Who Invented Big Data (and Why Should We Care)?
By Shomit Ghose, General Partner, ONSET Ventures
Despite the current level of visibility and frenetic activity surrounding Big Data, it turns out the concept was first pioneered in the 1940s by Hari Seldon, professor of mathematics. At Streeling University. On the planet Trantor.
In Isaac Asimov’s Foundation science fiction trilogy. The premise underlying Asimov’s books was that Professor Seldon had developed a branch of probabilistic mathematics that allowed the future to be accurately predicted. This is, as it turns out, exactly the promise of Big Data: predicting what will happen next based on analysis of enormous volumes of historical data.
Hari Seldon’s “work” illustrates why Big Data is of such keen interest today among Silicon Valley entrepreneurs and investors. Big Data promises to be for the 21st Century what oil was to the 20th: the fuel driving all that we do. This fuel is being created in fantastically large volumes, with 4.4 zettabytes (4.4 x 1021) of data produced in 2013, and that volume growing to 44 zettabytes of data produced in the year 2020, according to EMC’s annual Digital Universe study. In 2013, 22% of this annual data volume had semantic value, but only 5% of it was actually analyzed, according to EMC. By 2020, 35% of the 44 ZB of data will have semantic value. The challenge and opportunity of Big Data will be to find a way to make sense of all of that valuable data.
Although data is being produced in astoundingly large quantities and at an incredible rate, it is neither the volume nor the velocity that best defines the opportunity of Big Data. Rather, the opportunity in Big Data is best defined by the sheer variety of the data being created, and the ability to understand the connections between (i.e., correlate) that disparate data; it’s all about using Big Data to find the patterns we seek in nature and society.
It’s a little like viewing a painting by the pointillist French painter, Georges Seurat. We cannot be transfixed by staring closely at three tiny lavender dots of paint. Only by drawing back and viewing the canvas of data in its entirety are we able to discover the pattern that those tiny dots of lavender paint are helping communicate.
As a venture capitalist focused on Big Data investing, this brings me to a few observations about how Big Data might best be harnessed. First of all, in the bygone Small Data era, it used to be that we had a large volume of questions relative to the volume of data. Consequently, we had the luxury of being able to define and ask the questions against that data. (Ahh, those simple, halcyon days of decisions driven by SQL queries.) Today, the volume of data far outstrips our ability to know what questions to ask. It is now incumbent upon the data to tell us what questions we need ask. Thus, it is only through the further development of unsupervised machine learning techniques that we will be able to understand what the data is trying to tell us. And it goes without saying that it will be increasingly challenging to detect patterns and anomalies in data when those patterns and anomalies are being rendered ever more statistically insignificant due to the accretion of ever more data.

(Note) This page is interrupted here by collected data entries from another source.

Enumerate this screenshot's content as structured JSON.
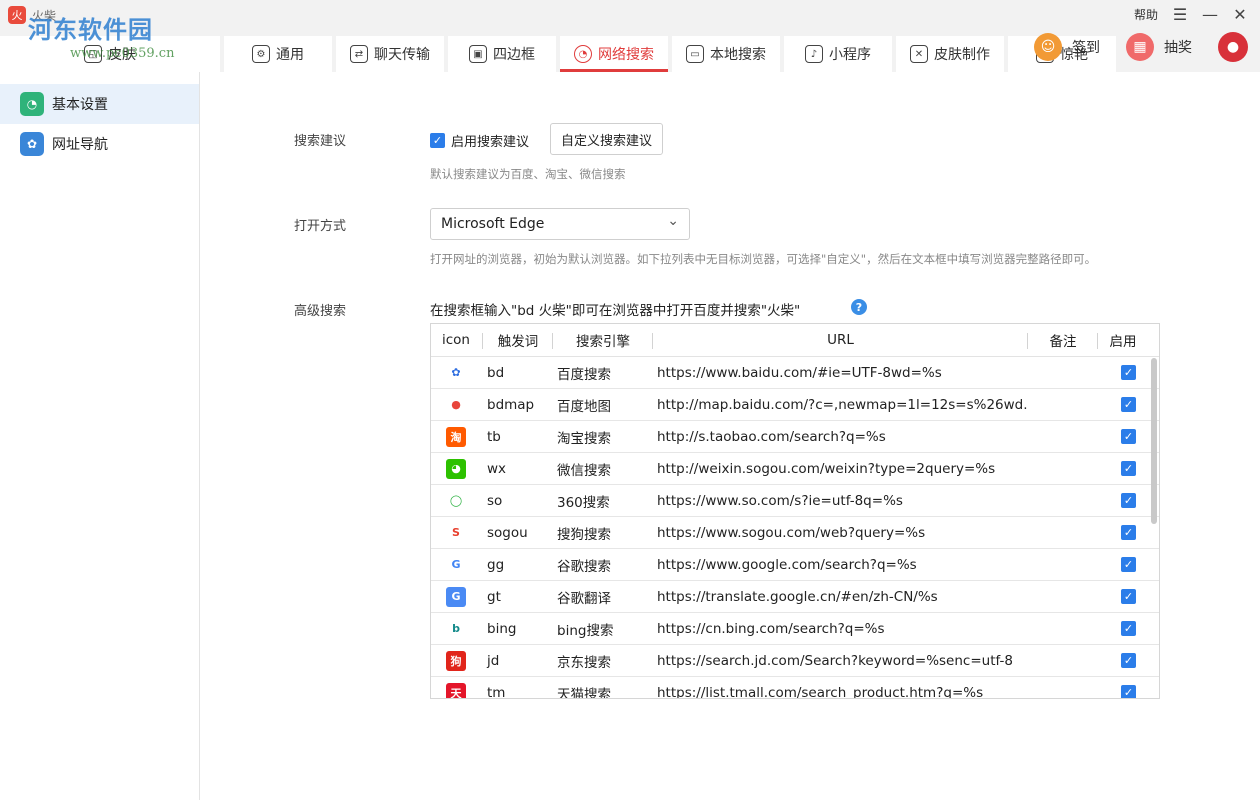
{
  "app": {
    "title": "火柴",
    "logo_glyph": "火"
  },
  "watermark": {
    "text": "河东软件园",
    "sub": "www.pc0359.cn"
  },
  "window": {
    "help_label": "帮助",
    "menu_glyph": "☰",
    "minimize_glyph": "—",
    "close_glyph": "✕"
  },
  "tabs": [
    {
      "label": "皮肤",
      "icon": "skin-icon",
      "glyph": "◱"
    },
    {
      "label": "通用",
      "icon": "general-icon",
      "glyph": "⚙"
    },
    {
      "label": "聊天传输",
      "icon": "chat-transfer-icon",
      "glyph": "⇄"
    },
    {
      "label": "四边框",
      "icon": "border-icon",
      "glyph": "▣"
    },
    {
      "label": "网络搜索",
      "icon": "web-search-icon",
      "glyph": "◔",
      "active": true
    },
    {
      "label": "本地搜索",
      "icon": "monitor-icon",
      "glyph": "▭"
    },
    {
      "label": "小程序",
      "icon": "mini-program-icon",
      "glyph": "♪"
    },
    {
      "label": "皮肤制作",
      "icon": "skin-maker-icon",
      "glyph": "✕"
    },
    {
      "label": "惊艳",
      "icon": "target-icon",
      "glyph": "◎"
    }
  ],
  "actions": {
    "signin_label": "签到",
    "signin_icon": "coin-icon",
    "signin_glyph": "☺",
    "signin_color": "#f29a35",
    "lottery_label": "抽奖",
    "lottery_icon": "gift-icon",
    "lottery_glyph": "▦",
    "lottery_color": "#f06a6a",
    "avatar_glyph": "●",
    "avatar_color": "#d8313a"
  },
  "sidebar": {
    "items": [
      {
        "label": "基本设置",
        "icon": "settings-icon",
        "glyph": "◔",
        "color": "#2fb37a",
        "active": true
      },
      {
        "label": "网址导航",
        "icon": "nav-icon",
        "glyph": "✿",
        "color": "#3a86d8"
      }
    ]
  },
  "search_suggest": {
    "label": "搜索建议",
    "checkbox_label": "启用搜索建议",
    "checked_glyph": "✓",
    "custom_button": "自定义搜索建议",
    "hint": "默认搜索建议为百度、淘宝、微信搜索"
  },
  "open_mode": {
    "label": "打开方式",
    "selected": "Microsoft Edge",
    "chevron": "⌄",
    "hint": "打开网址的浏览器，初始为默认浏览器。如下拉列表中无目标浏览器，可选择\"自定义\"，然后在文本框中填写浏览器完整路径即可。"
  },
  "advanced": {
    "label": "高级搜索",
    "description": "在搜索框输入\"bd 火柴\"即可在浏览器中打开百度并搜索\"火柴\"",
    "help_glyph": "?"
  },
  "table": {
    "headers": {
      "icon": "icon",
      "trigger": "触发词",
      "engine": "搜索引擎",
      "url": "URL",
      "note": "备注",
      "enabled": "启用"
    },
    "rows": [
      {
        "icon": "baidu-icon",
        "glyph": "✿",
        "color": "#ffffff",
        "fg": "#2f6ee0",
        "trigger": "bd",
        "engine": "百度搜索",
        "url": "https://www.baidu.com/#ie=UTF-8wd=%s",
        "note": "",
        "enabled": true
      },
      {
        "icon": "baidu-map-icon",
        "glyph": "●",
        "color": "#ffffff",
        "fg": "#e8453c",
        "trigger": "bdmap",
        "engine": "百度地图",
        "url": "http://map.baidu.com/?c=,newmap=1l=12s=s%26wd...",
        "note": "",
        "enabled": true
      },
      {
        "icon": "taobao-icon",
        "glyph": "淘",
        "color": "#ff5a00",
        "fg": "#ffffff",
        "trigger": "tb",
        "engine": "淘宝搜索",
        "url": "http://s.taobao.com/search?q=%s",
        "note": "",
        "enabled": true
      },
      {
        "icon": "wechat-icon",
        "glyph": "◕",
        "color": "#2dc100",
        "fg": "#ffffff",
        "trigger": "wx",
        "engine": "微信搜索",
        "url": "http://weixin.sogou.com/weixin?type=2query=%s",
        "note": "",
        "enabled": true
      },
      {
        "icon": "so360-icon",
        "glyph": "◯",
        "color": "#ffffff",
        "fg": "#2fb344",
        "trigger": "so",
        "engine": "360搜索",
        "url": "https://www.so.com/s?ie=utf-8q=%s",
        "note": "",
        "enabled": true
      },
      {
        "icon": "sogou-icon",
        "glyph": "S",
        "color": "#ffffff",
        "fg": "#e8402e",
        "trigger": "sogou",
        "engine": "搜狗搜索",
        "url": "https://www.sogou.com/web?query=%s",
        "note": "",
        "enabled": true
      },
      {
        "icon": "google-icon",
        "glyph": "G",
        "color": "#ffffff",
        "fg": "#4285f4",
        "trigger": "gg",
        "engine": "谷歌搜索",
        "url": "https://www.google.com/search?q=%s",
        "note": "",
        "enabled": true
      },
      {
        "icon": "google-translate-icon",
        "glyph": "G",
        "color": "#4a8af4",
        "fg": "#ffffff",
        "trigger": "gt",
        "engine": "谷歌翻译",
        "url": "https://translate.google.cn/#en/zh-CN/%s",
        "note": "",
        "enabled": true
      },
      {
        "icon": "bing-icon",
        "glyph": "b",
        "color": "#ffffff",
        "fg": "#138a8a",
        "trigger": "bing",
        "engine": "bing搜索",
        "url": "https://cn.bing.com/search?q=%s",
        "note": "",
        "enabled": true
      },
      {
        "icon": "jd-icon",
        "glyph": "狗",
        "color": "#e1251b",
        "fg": "#ffffff",
        "trigger": "jd",
        "engine": "京东搜索",
        "url": "https://search.jd.com/Search?keyword=%senc=utf-8",
        "note": "",
        "enabled": true
      },
      {
        "icon": "tmall-icon",
        "glyph": "天",
        "color": "#e4162a",
        "fg": "#ffffff",
        "trigger": "tm",
        "engine": "天猫搜索",
        "url": "https://list.tmall.com/search_product.htm?q=%s",
        "note": "",
        "enabled": true
      }
    ]
  }
}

A second observation is that if data is good, more data is even better. But the correlation of this data shouldn’t be limited to just what’s available inside your organization. It needs to include everything you can possibly get your hands on, with the further corollary that data is always more valuable if it is shared. But how can you stitch together and correlate all of this disparate data? In a multi-source data world there are no longer common keys to tie data together. In such a world probabilistic joins will provide the solution for combining and correlating data that is seemingly varied and discordant.
The final observation is that “data exhaust” – i.e., the incidental data that is produced while we’re busily engaged in some primary task – contains just as much information, if not more, as the primary data itself. A simple example is the time and geography tags accompanying photos taken on your cell phone. Needless to say, this data exhaust can be used for both beneficial and malicious purposes, with all of the attendant ethical issues this raises.

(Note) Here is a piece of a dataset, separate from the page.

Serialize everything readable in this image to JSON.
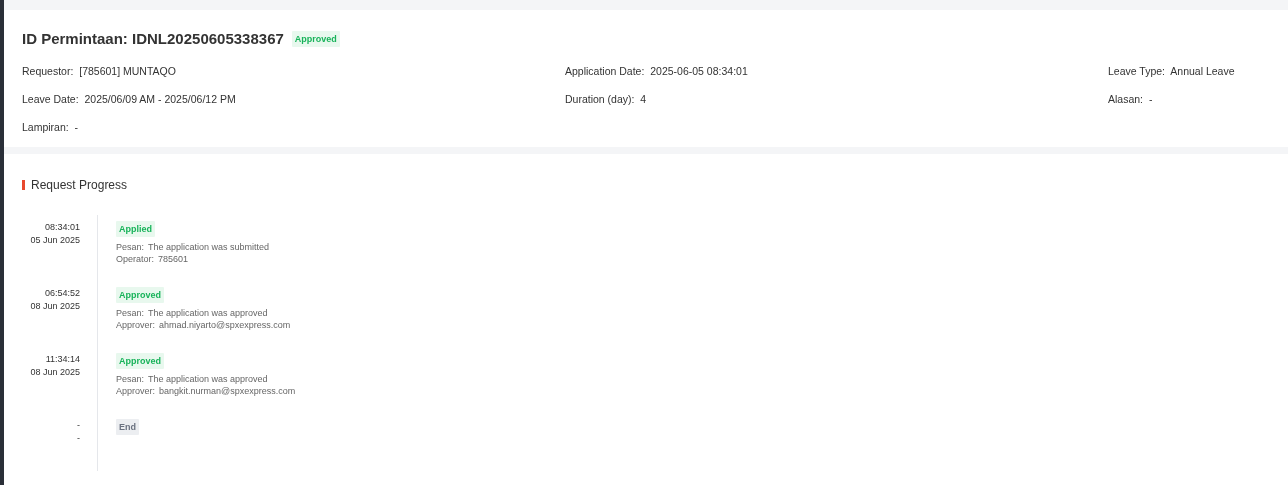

Data exhaust is particularly powerful in that it can provide information on our “real” behavior versus our “represented” (self-reported) behavior. An excellent example of how data exhaust can be applied was the Flap system implemented at the University of Rochester by Sadilek, Kautz and Bigham. Flap was able to geo-locate Twitter users, even when they weren’t geo-locating their tweets, simply by geo-locating the tweets of the friends of the Twitter user.
So where do future entrepreneurial opportunities lie in the Big Data world? Everywhere, as it turns out. 3D printing? Merely an exercise in personalized manufacturing. Where does the personalization come from? Data. An abundance of data that allows companies to cater to markets of one. How about ERP? ERP is no longer constrained by the “small data” supply and demand information contained within its own database. We can now infer customer demand by extracting trends from the Big Data contained in social media.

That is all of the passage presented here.